Each day, as it got closer to the Fourth of July, the traffic increased. He thought if he waited until the Fourth to hit the place that would be the biggest night, and he might clean up good. He thought maybe he did, he could pay the electric bill, phone, all the rest, and manage to pay the water bill before it got turned off. It was the one thing that he’d had enough cash to pay, and he’d kept it up, but he couldn’t afford it again. He was down to his last few dollars and he knew he’d miss that water. He liked to take baths, even if they were cold, and drink lots of water to keep from thinking about eating. He had paid the post office box bill for a year so he wouldn’t have to worry about the mailman coming around. Not that he did any more than stuff mail in the box out by the highway, but he figured the less people he could have near the house the better, just in case he was so used to Mama that others might be able to get a sniff of her all the way out to the mailbox.

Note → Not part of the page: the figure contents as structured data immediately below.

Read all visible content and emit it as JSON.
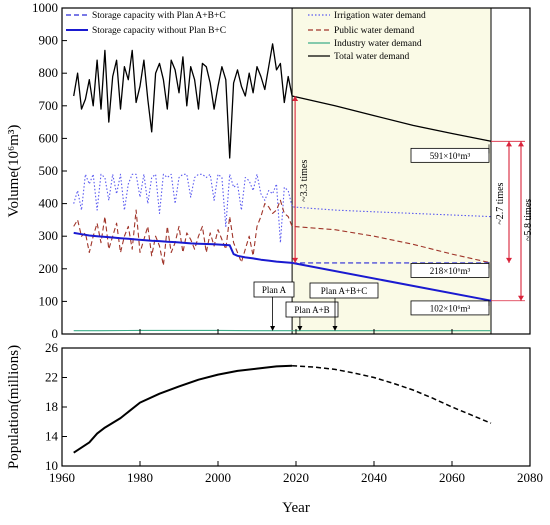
{
  "chart_data": [
    {
      "type": "line",
      "ylabel": "Volume(10⁶m³)",
      "xlim": [
        1960,
        2080
      ],
      "ylim": [
        0,
        1000
      ],
      "yticks": [
        0,
        100,
        200,
        300,
        400,
        500,
        600,
        700,
        800,
        900,
        1000
      ],
      "xticks": [
        1960,
        1980,
        2000,
        2020,
        2040,
        2060,
        2080
      ],
      "grid": false,
      "legend_position": "top",
      "shaded_range": [
        2019,
        2070
      ],
      "colors": {
        "storage_a": "#2929d6",
        "storage_b": "#1a1ad0",
        "irrigation": "#5a5af0",
        "public": "#a0352a",
        "industry": "#3fae8a",
        "total": "#000000",
        "shade": "#fafae6",
        "arrow": "#d9233a"
      },
      "series": [
        {
          "name": "Storage capacity with Plan A+B+C",
          "key": "storage_a",
          "style": "dashed",
          "x": [
            2019,
            2025,
            2030,
            2035,
            2040,
            2045,
            2050,
            2055,
            2060,
            2065,
            2070
          ],
          "y": [
            218,
            218,
            218,
            218,
            218,
            218,
            218,
            218,
            218,
            218,
            218
          ]
        },
        {
          "name": "Storage capacity without Plan B+C",
          "key": "storage_b",
          "style": "solid",
          "x": [
            1963,
            1965,
            1967,
            1969,
            1971,
            1973,
            1975,
            1977,
            1979,
            1981,
            1983,
            1985,
            1987,
            1989,
            1991,
            1993,
            1995,
            1997,
            1999,
            2001,
            2003,
            2004,
            2005,
            2007,
            2009,
            2011,
            2013,
            2015,
            2017,
            2019,
            2070
          ],
          "y": [
            310,
            306,
            302,
            300,
            298,
            296,
            294,
            292,
            290,
            288,
            286,
            285,
            283,
            282,
            280,
            278,
            277,
            276,
            275,
            274,
            272,
            245,
            240,
            235,
            232,
            228,
            225,
            222,
            220,
            218,
            102
          ]
        },
        {
          "name": "Irrigation water demand",
          "key": "irrigation",
          "style": "dotted",
          "x": [
            1963,
            1964,
            1965,
            1966,
            1967,
            1968,
            1969,
            1970,
            1971,
            1972,
            1973,
            1974,
            1975,
            1976,
            1977,
            1978,
            1979,
            1980,
            1981,
            1982,
            1983,
            1984,
            1985,
            1986,
            1987,
            1988,
            1989,
            1990,
            1991,
            1992,
            1993,
            1994,
            1995,
            1996,
            1997,
            1998,
            1999,
            2000,
            2001,
            2002,
            2003,
            2004,
            2005,
            2006,
            2007,
            2008,
            2009,
            2010,
            2011,
            2012,
            2013,
            2014,
            2015,
            2016,
            2017,
            2018,
            2019,
            2030,
            2040,
            2050,
            2060,
            2070
          ],
          "y": [
            400,
            440,
            380,
            490,
            460,
            490,
            380,
            490,
            480,
            410,
            490,
            430,
            490,
            380,
            460,
            490,
            490,
            420,
            490,
            400,
            480,
            490,
            370,
            490,
            480,
            490,
            400,
            480,
            490,
            490,
            420,
            480,
            490,
            490,
            480,
            490,
            410,
            490,
            480,
            330,
            490,
            450,
            460,
            380,
            480,
            470,
            440,
            490,
            430,
            410,
            440,
            430,
            460,
            280,
            450,
            440,
            390,
            380,
            375,
            370,
            365,
            360
          ]
        },
        {
          "name": "Public water demand",
          "key": "public",
          "style": "dashed",
          "x": [
            1963,
            1964,
            1965,
            1966,
            1967,
            1968,
            1969,
            1970,
            1971,
            1972,
            1973,
            1974,
            1975,
            1976,
            1977,
            1978,
            1979,
            1980,
            1981,
            1982,
            1983,
            1984,
            1985,
            1986,
            1987,
            1988,
            1989,
            1990,
            1991,
            1992,
            1993,
            1994,
            1995,
            1996,
            1997,
            1998,
            1999,
            2000,
            2001,
            2002,
            2003,
            2004,
            2005,
            2006,
            2007,
            2008,
            2009,
            2010,
            2011,
            2012,
            2013,
            2014,
            2015,
            2016,
            2017,
            2018,
            2019,
            2030,
            2040,
            2050,
            2060,
            2070
          ],
          "y": [
            330,
            350,
            300,
            310,
            250,
            300,
            340,
            280,
            360,
            260,
            300,
            340,
            250,
            300,
            330,
            260,
            380,
            250,
            290,
            330,
            240,
            300,
            270,
            210,
            330,
            250,
            280,
            330,
            250,
            310,
            290,
            260,
            300,
            330,
            250,
            310,
            270,
            320,
            290,
            260,
            360,
            280,
            250,
            220,
            260,
            300,
            240,
            330,
            360,
            400,
            390,
            370,
            380,
            410,
            370,
            360,
            330,
            320,
            300,
            275,
            245,
            218
          ]
        },
        {
          "name": "Industry water demand",
          "key": "industry",
          "style": "solid",
          "x": [
            1963,
            1970,
            1980,
            1990,
            2000,
            2010,
            2019,
            2030,
            2040,
            2050,
            2060,
            2070
          ],
          "y": [
            10,
            10,
            11,
            11,
            11,
            10,
            10,
            10,
            10,
            10,
            10,
            10
          ]
        },
        {
          "name": "Total water demand",
          "key": "total",
          "style": "solid",
          "x": [
            1963,
            1964,
            1965,
            1966,
            1967,
            1968,
            1969,
            1970,
            1971,
            1972,
            1973,
            1974,
            1975,
            1976,
            1977,
            1978,
            1979,
            1980,
            1981,
            1982,
            1983,
            1984,
            1985,
            1986,
            1987,
            1988,
            1989,
            1990,
            1991,
            1992,
            1993,
            1994,
            1995,
            1996,
            1997,
            1998,
            1999,
            2000,
            2001,
            2002,
            2003,
            2004,
            2005,
            2006,
            2007,
            2008,
            2009,
            2010,
            2011,
            2012,
            2013,
            2014,
            2015,
            2016,
            2017,
            2018,
            2019,
            2030,
            2040,
            2050,
            2060,
            2070
          ],
          "y": [
            730,
            800,
            690,
            720,
            780,
            700,
            840,
            690,
            870,
            650,
            790,
            840,
            690,
            820,
            780,
            870,
            710,
            760,
            840,
            720,
            620,
            800,
            830,
            780,
            690,
            840,
            810,
            740,
            850,
            700,
            820,
            780,
            690,
            830,
            820,
            770,
            690,
            760,
            820,
            780,
            540,
            770,
            810,
            760,
            730,
            800,
            740,
            820,
            790,
            750,
            820,
            890,
            810,
            830,
            710,
            790,
            730,
            700,
            670,
            640,
            615,
            591
          ]
        }
      ],
      "annotations": [
        {
          "text": "591×10⁶m³",
          "x": 2070,
          "y": 591
        },
        {
          "text": "218×10⁶m³",
          "x": 2070,
          "y": 218
        },
        {
          "text": "102×10⁶m³",
          "x": 2070,
          "y": 102
        },
        {
          "text": "~3.3 times",
          "x": 2019
        },
        {
          "text": "~2.7 times",
          "x": 2070
        },
        {
          "text": "~5.8 times",
          "x": 2070
        },
        {
          "text": "Plan A",
          "x": 2014
        },
        {
          "text": "Plan A+B",
          "x": 2021
        },
        {
          "text": "Plan A+B+C",
          "x": 2030
        }
      ]
    },
    {
      "type": "line",
      "ylabel": "Population(millions)",
      "xlabel": "Year",
      "xlim": [
        1960,
        2080
      ],
      "ylim": [
        10,
        26
      ],
      "yticks": [
        10,
        14,
        18,
        22,
        26
      ],
      "xticks": [
        1960,
        1980,
        2000,
        2020,
        2040,
        2060,
        2080
      ],
      "grid": false,
      "series": [
        {
          "style": "solid",
          "x": [
            1963,
            1965,
            1967,
            1969,
            1971,
            1975,
            1980,
            1985,
            1990,
            1995,
            2000,
            2005,
            2010,
            2015,
            2019
          ],
          "y": [
            11.8,
            12.5,
            13.2,
            14.4,
            15.2,
            16.5,
            18.6,
            19.8,
            20.8,
            21.7,
            22.4,
            22.9,
            23.2,
            23.5,
            23.6
          ]
        },
        {
          "style": "dashed",
          "x": [
            2019,
            2025,
            2030,
            2035,
            2040,
            2045,
            2050,
            2055,
            2060,
            2065,
            2070
          ],
          "y": [
            23.6,
            23.4,
            23.1,
            22.6,
            22.0,
            21.2,
            20.3,
            19.2,
            18.0,
            16.9,
            15.8
          ]
        }
      ]
    }
  ]
}
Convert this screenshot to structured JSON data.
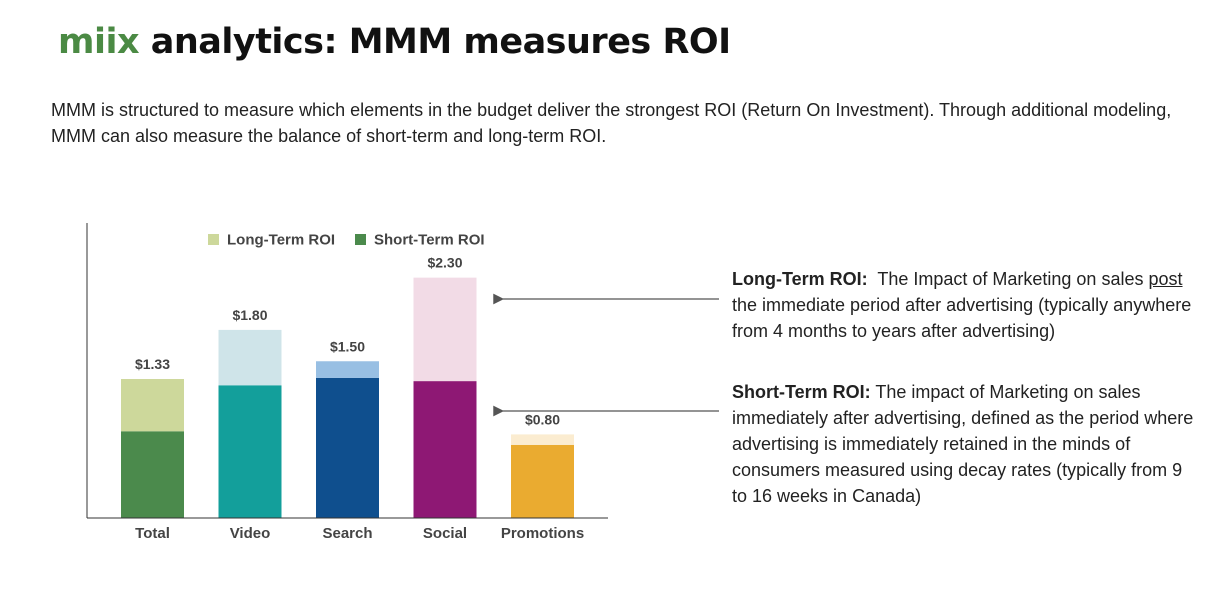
{
  "header": {
    "brand": "miix",
    "title": "analytics:  MMM measures ROI"
  },
  "intro": "MMM is structured to measure which elements in the budget deliver the strongest ROI (Return On Investment). Through additional modeling, MMM can also measure the balance of short-term and long-term ROI.",
  "callouts": {
    "long_term": {
      "label": "Long-Term ROI:",
      "text_a": "The Impact of Marketing on sales",
      "underlined": "post",
      "text_b": "the immediate period after advertising (typically anywhere from 4 months to years after advertising)"
    },
    "short_term": {
      "label": "Short-Term ROI:",
      "text": "The impact of Marketing on sales immediately after advertising, defined as the period where advertising is immediately retained in the minds of consumers measured using decay rates (typically from 9 to 16 weeks in Canada)"
    }
  },
  "chart_data": {
    "type": "bar",
    "stacked": true,
    "categories": [
      "Total",
      "Video",
      "Search",
      "Social",
      "Promotions"
    ],
    "totals": [
      1.33,
      1.8,
      1.5,
      2.3,
      0.8
    ],
    "total_labels": [
      "$1.33",
      "$1.80",
      "$1.50",
      "$2.30",
      "$0.80"
    ],
    "series": [
      {
        "name": "Short-Term ROI",
        "values": [
          0.83,
          1.27,
          1.34,
          1.31,
          0.7
        ],
        "colors": [
          "#4b8a4c",
          "#139f9b",
          "#0f4f8e",
          "#8e1874",
          "#eaab30"
        ]
      },
      {
        "name": "Long-Term ROI",
        "values": [
          0.5,
          0.53,
          0.16,
          0.99,
          0.1
        ],
        "colors": [
          "#cdd89b",
          "#cfe4e9",
          "#98bfe3",
          "#f2dbe6",
          "#fbecd0"
        ]
      }
    ],
    "legend_colors": [
      "#cdd89b",
      "#4b8a4c"
    ],
    "ylim": [
      0,
      2.5
    ],
    "legend_position": "top",
    "grid": false
  }
}
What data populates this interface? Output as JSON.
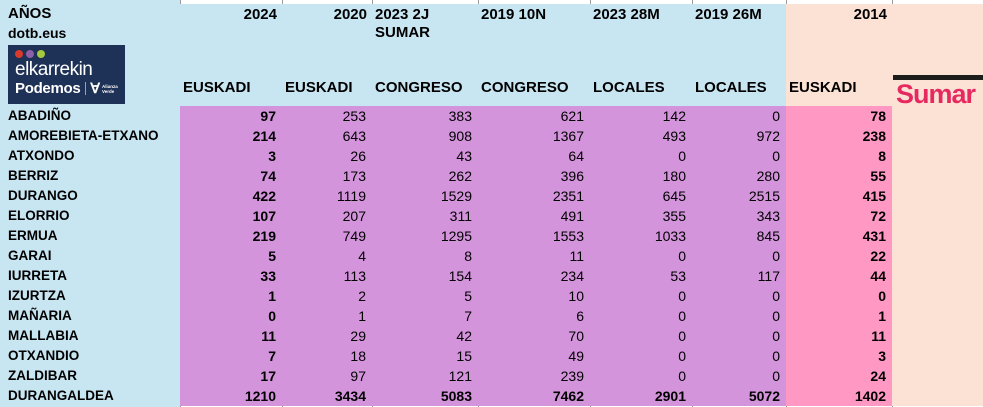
{
  "colors": {
    "header_blue": "#C8E5F2",
    "body_purple": "#D494DC",
    "pink_2014": "#FF99C4",
    "peach": "#FCE2D5",
    "sumar_magenta": "#E62A60",
    "logo_navy": "#1E3156",
    "dot_red": "#D93A2B",
    "dot_purple": "#8E5FA8",
    "dot_green": "#A5C93F"
  },
  "header": {
    "anos": "AÑOS",
    "site": "dotb.eus",
    "years": [
      "2024",
      "2020",
      "2023 2J",
      "2019 10N",
      "2023 28M",
      "2019 26M",
      "2014"
    ],
    "year_sub": "SUMAR",
    "types": [
      "EUSKADI",
      "EUSKADI",
      "CONGRESO",
      "CONGRESO",
      "LOCALES",
      "LOCALES",
      "EUSKADI"
    ]
  },
  "logo": {
    "top": "elkarrekin",
    "bottom": "Podemos",
    "alianza_symbol": "∀",
    "alianza_text": "Alianza Verde"
  },
  "sumar": {
    "label": "Sumar"
  },
  "table": {
    "rows": [
      {
        "name": "ABADIÑO",
        "values": [
          97,
          253,
          383,
          621,
          142,
          0,
          78
        ]
      },
      {
        "name": "AMOREBIETA-ETXANO",
        "values": [
          214,
          643,
          908,
          1367,
          493,
          972,
          238
        ]
      },
      {
        "name": "ATXONDO",
        "values": [
          3,
          26,
          43,
          64,
          0,
          0,
          8
        ]
      },
      {
        "name": "BERRIZ",
        "values": [
          74,
          173,
          262,
          396,
          180,
          280,
          55
        ]
      },
      {
        "name": "DURANGO",
        "values": [
          422,
          1119,
          1529,
          2351,
          645,
          2515,
          415
        ]
      },
      {
        "name": "ELORRIO",
        "values": [
          107,
          207,
          311,
          491,
          355,
          343,
          72
        ]
      },
      {
        "name": "ERMUA",
        "values": [
          219,
          749,
          1295,
          1553,
          1033,
          845,
          431
        ]
      },
      {
        "name": "GARAI",
        "values": [
          5,
          4,
          8,
          11,
          0,
          0,
          22
        ]
      },
      {
        "name": "IURRETA",
        "values": [
          33,
          113,
          154,
          234,
          53,
          117,
          44
        ]
      },
      {
        "name": "IZURTZA",
        "values": [
          1,
          2,
          5,
          10,
          0,
          0,
          0
        ]
      },
      {
        "name": "MAÑARIA",
        "values": [
          0,
          1,
          7,
          6,
          0,
          0,
          1
        ]
      },
      {
        "name": "MALLABIA",
        "values": [
          11,
          29,
          42,
          70,
          0,
          0,
          11
        ]
      },
      {
        "name": "OTXANDIO",
        "values": [
          7,
          18,
          15,
          49,
          0,
          0,
          3
        ]
      },
      {
        "name": "ZALDIBAR",
        "values": [
          17,
          97,
          121,
          239,
          0,
          0,
          24
        ]
      },
      {
        "name": "DURANGALDEA",
        "values": [
          1210,
          3434,
          5083,
          7462,
          2901,
          5072,
          1402
        ],
        "total": true
      }
    ]
  }
}
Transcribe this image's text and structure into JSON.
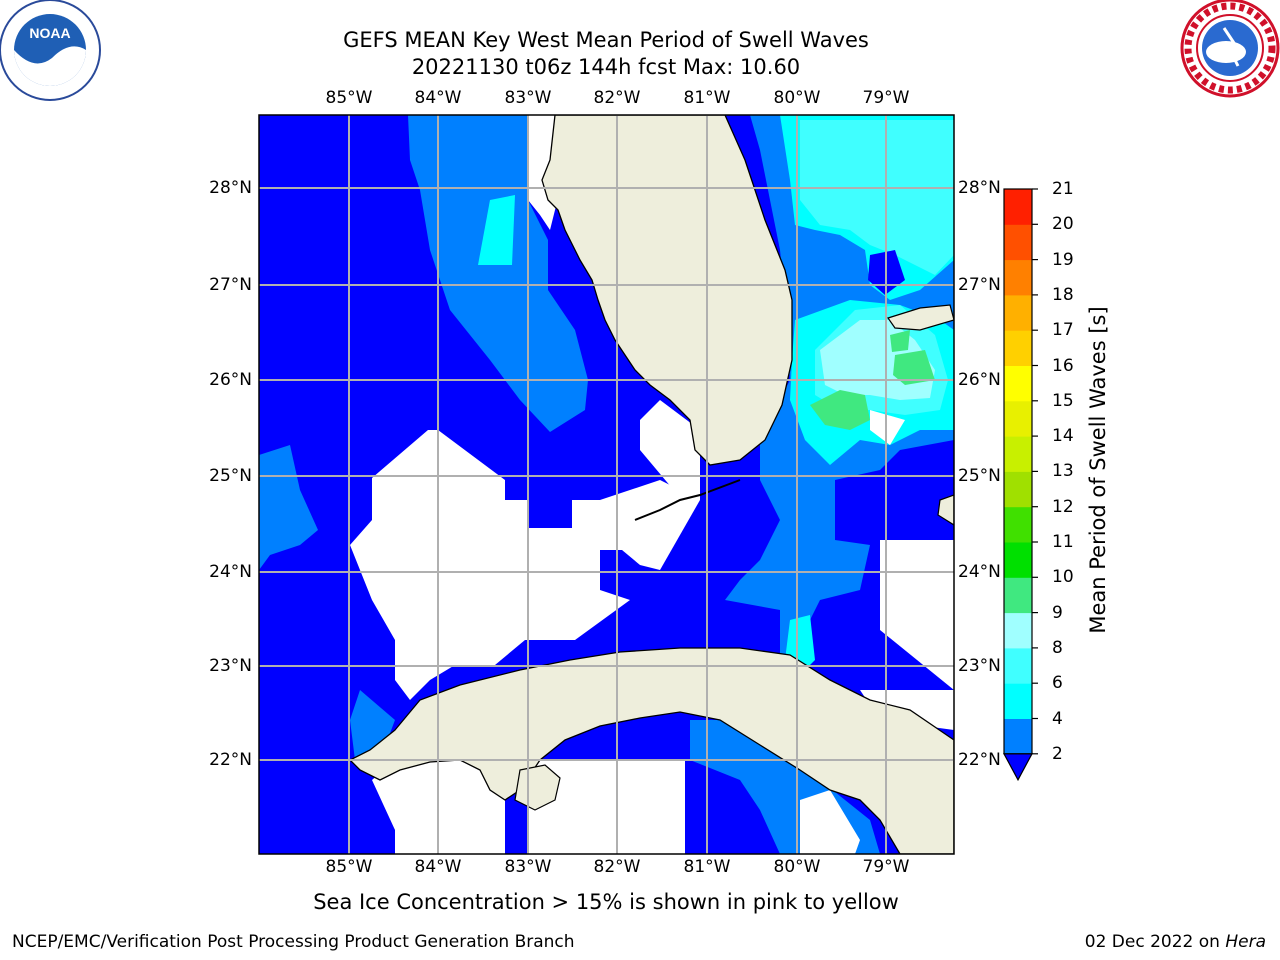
{
  "title": {
    "line1": "GEFS MEAN Key West Mean Period of Swell Waves",
    "line2": "20221130 t06z 144h fcst   Max: 10.60"
  },
  "map": {
    "lon_labels": [
      "85°W",
      "84°W",
      "83°W",
      "82°W",
      "81°W",
      "80°W",
      "79°W"
    ],
    "lat_labels": [
      "28°N",
      "27°N",
      "26°N",
      "25°N",
      "24°N",
      "23°N",
      "22°N"
    ],
    "colors": {
      "land": "#eeeedc",
      "ocean_low": "#0000ff",
      "band_2_4": "#0080ff",
      "band_4_6": "#00ffff",
      "band_6_8": "#40ffff",
      "band_8_9": "#a0ffff",
      "band_9_10": "#40e880",
      "gridline": "#b0b0b0"
    }
  },
  "colorbar": {
    "label": "Mean Period of Swell Waves [s]",
    "ticks": [
      "2",
      "4",
      "6",
      "8",
      "9",
      "10",
      "11",
      "12",
      "13",
      "14",
      "15",
      "16",
      "17",
      "18",
      "19",
      "20",
      "21"
    ],
    "colors": [
      "#0080ff",
      "#00ffff",
      "#40ffff",
      "#a0ffff",
      "#40e880",
      "#00e000",
      "#40e000",
      "#a0e000",
      "#c8f000",
      "#e8f000",
      "#ffff00",
      "#ffd000",
      "#ffb000",
      "#ff8000",
      "#ff5000",
      "#ff2000"
    ],
    "under_color": "#0000ff",
    "over_color": "#ff0000"
  },
  "subcaption": "Sea Ice Concentration > 15% is shown in pink to yellow",
  "footer": {
    "left": "NCEP/EMC/Verification Post Processing Product Generation Branch",
    "date": "02 Dec 2022 on ",
    "host": "Hera"
  },
  "logos": {
    "left": "NOAA",
    "right": "NATIONAL WEATHER SERVICE"
  }
}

Since his mother didn’t have any family other than him that would have anything to do with her, and she didn’t have any friends, he figured he might could go on indefinitely, provided he learned to sign her checks or found someone willing to do it for a little cut of the money.
’Course, that plan had limits. After a bit, Social Security might figure out his Mama wasn’t over a hundred years old and still living. But since she was in her eighties when she died, he thought he might could get ten years out of her checks before anyone got wise and came around to throw her an Oldest Person In America birthday party. By then, he’d have plans. Like Butch Cassidy and the Sundance Kid, he might go off to Bolivia.
The whole thing, trying to figure out what to do, made Bill’s head hurt. But one thing he was certain of, a good place to start was knocking over that firecracker stand.